- Concealment devices
- Communications devices
- Technical devices
- Photographic tool
- Miscellaneous historical items
This homemade toy truck was brought into Canada by the young son of a foreign intelligence operative sent to Canada for the purpose of carrying out espionage tasks. The operative and family entered Canada from Eastern Europe in the early 1960s. As can be seen, the "toy truck" was a cleverly crafted concealment device for espionage paraphernalia. It contained a microdot reader, a special lens and a miniature code book called a One-Time-Pad containing a series of five digit numbers. Codes would be utilized once and then discarded, hence the name.
This table cigarette lighter (a very common household item in the 1950s and 60s) is hollowed out to conceal and transport an ultra-miniature camera, detachable lens, film disks and film canister. The lighter was smuggled into Canada by a landed immigrant who was recruited as an agent during an overseas visit. The camera was designed and used for photographing documents. Because the camera has no viewfinder, the user would adjust the lens' focal length, shine a desk lamp on the page and shoot. The small size of the film would permit the developed negatives to be easily hidden and/or mailed by the agent.
This concealment device was made and used by a foreign intelligence service hostile to Canada. It was designed to conceal a message (or money) from an intelligence officer to his/her contact or vice-versa. It could be placed in an inconspicuous place and then retrieved without the individuals having to make direct contact.
Hollow steel bolt
This item was made and used by a foreign intelligence service hostile to Canada. It was designed to conceal a spool of film ostensibly from a contact to his/her intelligence officer handler. Its design and appearance are such that it could be placed in certain locales (construction sites and the like) without arousing any undue attention. It could then be retrieved without the parties having to make direct contact.
This item was cleverly crafted to resemble a very common item that would not arouse any undue attention. Its purpose was to contain clandestine messages or microfilm. Its foreign intelligence service designers planned to use it as a dead-letter box or for transporting concealed messages/instructions, etc.
High-speed radio transmission (burst mode) decoder
This item was used in Canada by the agent of a foreign intelligence service. Encrypted messages were sent from abroad in very short bursts via short-wave radio and recorded by the agent on a tape recorder. The tape would then be fed through this device which converted the message to five-digit code. This enabled the agent to decrypt the message through the use of a One-Time-Pad.
These short-wave radios were both used as communication tools between intelligence services and their agents. The agents would know what band to tune in and at precisely what time a message would be transmitted. These messages, usually using some sort of code, would serve to relay instructions or warnings to the agent. The "Grundig" was used by a friendly intelligence service working on a joint operation with the Service against a hostile service. The "Barlow Wadley" was used by the agent(s) of a hostile service in Canada.
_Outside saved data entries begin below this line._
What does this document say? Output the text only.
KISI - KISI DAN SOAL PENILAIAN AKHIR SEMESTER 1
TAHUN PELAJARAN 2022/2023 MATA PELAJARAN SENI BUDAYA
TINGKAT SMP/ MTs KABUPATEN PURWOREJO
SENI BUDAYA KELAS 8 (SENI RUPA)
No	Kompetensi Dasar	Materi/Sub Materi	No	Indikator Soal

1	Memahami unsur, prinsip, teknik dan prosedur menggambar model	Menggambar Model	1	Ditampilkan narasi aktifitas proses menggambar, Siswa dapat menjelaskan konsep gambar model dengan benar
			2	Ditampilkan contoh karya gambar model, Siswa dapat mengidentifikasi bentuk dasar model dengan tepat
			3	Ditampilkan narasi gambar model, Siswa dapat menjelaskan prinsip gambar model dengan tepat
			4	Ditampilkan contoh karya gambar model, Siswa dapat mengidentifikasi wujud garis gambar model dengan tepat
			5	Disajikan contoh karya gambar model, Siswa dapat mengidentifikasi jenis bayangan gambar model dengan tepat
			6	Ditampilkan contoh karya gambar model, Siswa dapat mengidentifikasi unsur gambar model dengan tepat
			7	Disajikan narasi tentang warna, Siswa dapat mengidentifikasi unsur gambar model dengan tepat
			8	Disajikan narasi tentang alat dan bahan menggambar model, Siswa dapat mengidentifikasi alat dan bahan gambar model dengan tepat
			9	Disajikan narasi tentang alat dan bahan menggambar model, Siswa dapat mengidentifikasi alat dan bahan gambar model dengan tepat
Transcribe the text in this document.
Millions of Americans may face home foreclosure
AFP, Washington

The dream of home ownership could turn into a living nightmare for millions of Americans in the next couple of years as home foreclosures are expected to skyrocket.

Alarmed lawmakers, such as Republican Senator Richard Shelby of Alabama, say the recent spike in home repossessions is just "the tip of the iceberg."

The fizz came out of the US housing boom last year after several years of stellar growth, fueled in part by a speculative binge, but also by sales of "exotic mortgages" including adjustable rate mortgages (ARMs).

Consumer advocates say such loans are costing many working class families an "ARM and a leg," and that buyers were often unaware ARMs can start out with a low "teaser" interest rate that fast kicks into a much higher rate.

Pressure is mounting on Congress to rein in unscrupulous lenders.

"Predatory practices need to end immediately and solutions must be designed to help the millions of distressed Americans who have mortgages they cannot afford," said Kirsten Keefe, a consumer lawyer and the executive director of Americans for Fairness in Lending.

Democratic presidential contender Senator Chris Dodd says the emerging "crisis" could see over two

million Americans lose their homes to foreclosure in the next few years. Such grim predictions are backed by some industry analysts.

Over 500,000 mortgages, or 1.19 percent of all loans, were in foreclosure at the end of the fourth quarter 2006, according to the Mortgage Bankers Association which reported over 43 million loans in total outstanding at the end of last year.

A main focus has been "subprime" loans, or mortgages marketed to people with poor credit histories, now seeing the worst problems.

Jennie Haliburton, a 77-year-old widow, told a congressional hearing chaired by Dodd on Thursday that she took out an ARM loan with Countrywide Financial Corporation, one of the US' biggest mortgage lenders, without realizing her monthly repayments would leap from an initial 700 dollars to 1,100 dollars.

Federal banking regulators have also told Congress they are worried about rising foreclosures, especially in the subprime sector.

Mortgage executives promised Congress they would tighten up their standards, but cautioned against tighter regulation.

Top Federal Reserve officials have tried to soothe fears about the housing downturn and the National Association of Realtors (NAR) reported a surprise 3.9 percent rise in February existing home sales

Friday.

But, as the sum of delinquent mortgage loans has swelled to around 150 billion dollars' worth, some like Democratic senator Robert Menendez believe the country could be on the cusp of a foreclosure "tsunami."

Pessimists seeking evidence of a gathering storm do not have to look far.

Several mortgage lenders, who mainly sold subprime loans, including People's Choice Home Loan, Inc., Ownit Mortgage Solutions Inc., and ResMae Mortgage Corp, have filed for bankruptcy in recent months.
This tool was used to hear conversations in an adjacent room when no microphones were in place. The device was held against the wall and sounds were transmitted to a headset that had volume and squelch control. It was only effective through hollow walls and when there were no other sounds (TV/radio/water pipes etc.) that would interfere.
Tape recorder (Nagra) in vehicle seat concealment bracket.
This bracket was designed to hold a tape recorder (Nagra type) and attach out of view under a vehicle seat. It could be equipped with an on/off switch that was activated when a target entered or left the vehicle.
Minox document camera
This small camera was built for photographing documents, plans etc. This type of camera was featured as a requisite "spy tool" in a number of James Bond and similar films. Film was advanced by pushing both ends of the camera inward and then back. Documents could be photographed in normal room lighting without a flash, and almost as quickly as the time it took to turn the pages of a book or file.
Miscellaneous historical items
Igor Gouzenko's gun
When GRU (Soviet Military Intelligence) cypher clerk Igor GOUZENKO fled from the Soviet Embassy in Ottawa on September 5, 1945, he went to Canadian authorities for asylum. Because he feared Soviet reprisal, Mr. Gouzenko carried a small revolver for protection. The gun, an 8mm Label 5-shot revolver, was made by the Spanish firm of Francisco Arizmendi sometime between 1900 and 1939. It is not certain whether Mr. Gouzenko obtained the revolver from the Soviet Embassy in Ottawa or whether he had personally acquired it elsewhere.
Portable radio telephone
A mobile radio-telephone used for two-way communication between investigators/surveillants and base. This would have been used in those situations where camouflaging the radio was not required. A forerunner to the cellular phone.
Polygraph machine (analog)
Polygraph machines of this vintage were used by the RCMP Security Service since their development in 1974. Prior to that time, the various models of polygraph machines used around the world were strictly pneumatic. A model similar to this one was purchased by CSIS in 1985 when the Service implemented an in-house polygraph program for both administrative and operational applications. It was used continuously until 1994 at which time the Service switched over to digital or computerized polygraph technology.